Qualora l’ordinamento conceda una tutela in sede sia civile, sia penale, non si ravvisano impedimenti di sistema per comprimere lo svolgimento delle proprie funzioni, negando la possibilità di usufruire della tutela penale. Tale tutela, in particolare, è accessibile solo allorquando il reato di appropriazione indebita si sia consumato; la consumazione, secondo costante giurisprudenza, si ha soltanto all’atto della cessazione della carica del precedente amministratore (nel caso di specie, con il subentro del nuovo amministratore, nell’aprile 2018), quando, in mancanza di restituzione degli importi ricevuti nel corso della gestione, si verifica con certezza l’interversione del possesso – cfr.
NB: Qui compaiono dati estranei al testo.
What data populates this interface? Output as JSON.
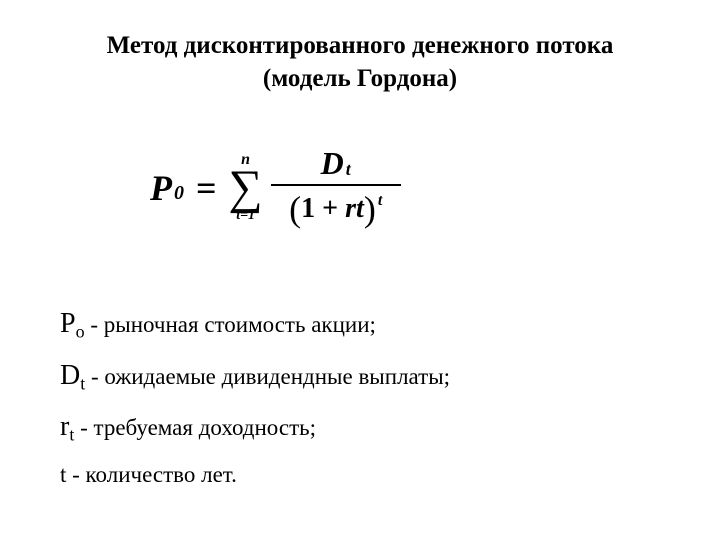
{
  "title_line1": "Метод дисконтированного денежного потока",
  "title_line2": "(модель Гордона)",
  "formula": {
    "P": "P",
    "P_sub": "0",
    "equals": "=",
    "sigma_top": "n",
    "sigma": "∑",
    "sigma_bottom": "t=1",
    "num_D": "D",
    "num_sub": "t",
    "den_lparen": "(",
    "den_one": "1",
    "den_plus": "+",
    "den_r": "rt",
    "den_rparen": ")",
    "den_sup": "t"
  },
  "defs": {
    "p_var": "P",
    "p_sub": "o",
    "p_text": " - рыночная стоимость акции;",
    "d_var": "D",
    "d_sub": "t",
    "d_text": " - ожидаемые дивидендные выплаты;",
    "r_var": "r",
    "r_sub": "t",
    "r_text": " - требуемая доходность;",
    "t_text": "t - количество лет."
  }
}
Sez. 2, n. 22550 del 06/06/2025, Ruffinengo, non mass.; Sez. 2, n. 11323 del 09/02/2021, Bianchini, Rv. 280807-01; Sez. 2, n. 19519 del 15/01/2020, Grassi, Rv. 279336-01; Sez. 2, n. 40870 del 20/06/2017, Narducci, Rv. 271199-01).

3.4. Sussiste, dunque, la piena legittimazione a presentare querela, in relazione al delitto di appropriazione indebita commesso dal precedente amministratore di condominio, del nuovo amministratore subentratogli, in quanto responsabile della gestione e conservazione dei beni e dei diritti comuni e, nello specifico, dei conti correnti del condominio e del denaro ivi giacente, e delle eventuali conseguenze pregiudizievoli di una sua eventuale inerzia per l’interesse del condominio medesimo.

4. Il ricorso, pertanto, deve essere dichiarato inammissibile.

Ai sensi dell’art. 616 cod. proc. pen., il ricorrente deve essere condannato al pagamento delle spese processuali e, a titolo di sanzione pecuniaria, di una somma in favore della Cassa delle ammende, da liquidarsi equitativamente, valutati i profili di colpa emergenti dall’impugnazione (Corte cost., 13 giugno 2000, n. 186), nella misura indicata in dispositivo.